Suponha que você premie só a meta batida: Ana ganha R$ 1.200 de bônus no mês, Bruno ganha zero. Se você tratar Bruno "igual" — cobrando resultado sem ensinar —, ele desiste em 60 dias, e recontratar e treinar um vendedor custa fácil R$ 4.000 entre anúncio, tempo e rampa. Adaptar o estilo não é mimo: é o que segura gente boa antes de virar custo de reposição.

Por que isso não é favoritismo

Tratar diferente incomoda quando parece injustiça. A diferença é o critério: favoritismo é dar mais a quem você gosta; liderança situacional é dar o tipo de apoio que o momento da pessoa pede — e o objetivo é sempre o mesmo, levar todos para a autonomia. Andy Grove, na Intel, chamava isso de "maturidade relevante para a tarefa" (task-relevant maturity): quanto mais madura a pessoa naquela tarefa, mais autonomia você entrega; quanto menos, mais perto você acompanha. Delegar para um iniciante é abandono; microgerenciar um veterano é sufoco. O justo é ajustar.

Como aplicar esta semana

  1. Liste seu time e, para a tarefa principal de cada um, dê duas notas de 1 a 5: competência e vontade.
  2. Posicione cada pessoa num quadrante da matriz (instruir, orientar, apoiar ou delegar).
  3. Escolha uma pessoa por semana e ajuste seu estilo com ela — mais passo a passo, mais escuta ou mais autonomia.
  4. Reavalie a cada trimestre: o objetivo é subir todo mundo para "delegar", não deixá-los presos num quadrante.

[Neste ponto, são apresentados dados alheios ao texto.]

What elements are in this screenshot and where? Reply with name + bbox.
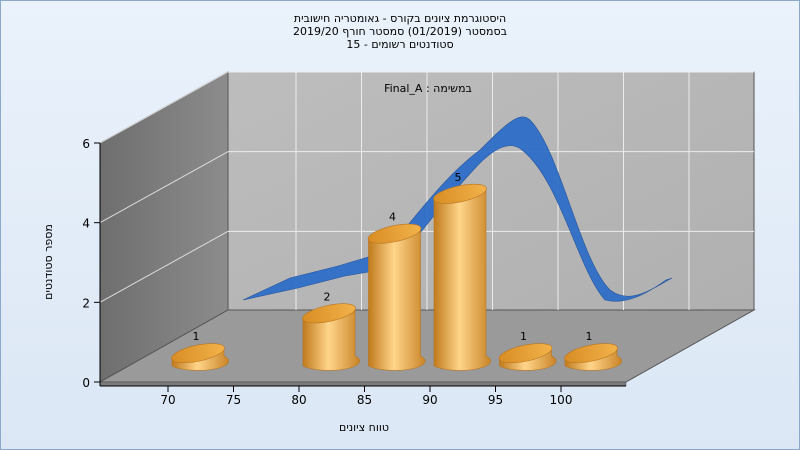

Como o Otz.ai faz isso por você

O Otz não lê a motivação da sua equipe — isso é olho no olho, e continua sendo seu. O que ele faz é te dar a metade objetiva do quadro: acompanha o resultado de cada pessoa (metas, produtividade, evolução mês a mês) e acende um alerta quando alguém que ia bem começa a cair — o sinal de que aquele vendedor talvez tenha saído do "delegar" para o "apoiar". Você chega no 1:1 sabendo com quem falar e por quê; a leitura de competência e vontade, e a decisão de estilo, são suas.

Fontes: modelo dos quatro estilos por competência × vontade conforme Paul Hersey e Ken Blanchard, Liderança Situacional (Situational Leadership); conceito de autonomia proporcional à "maturidade relevante para a tarefa" (task-relevant maturity) em Andy Grove, High Output Management.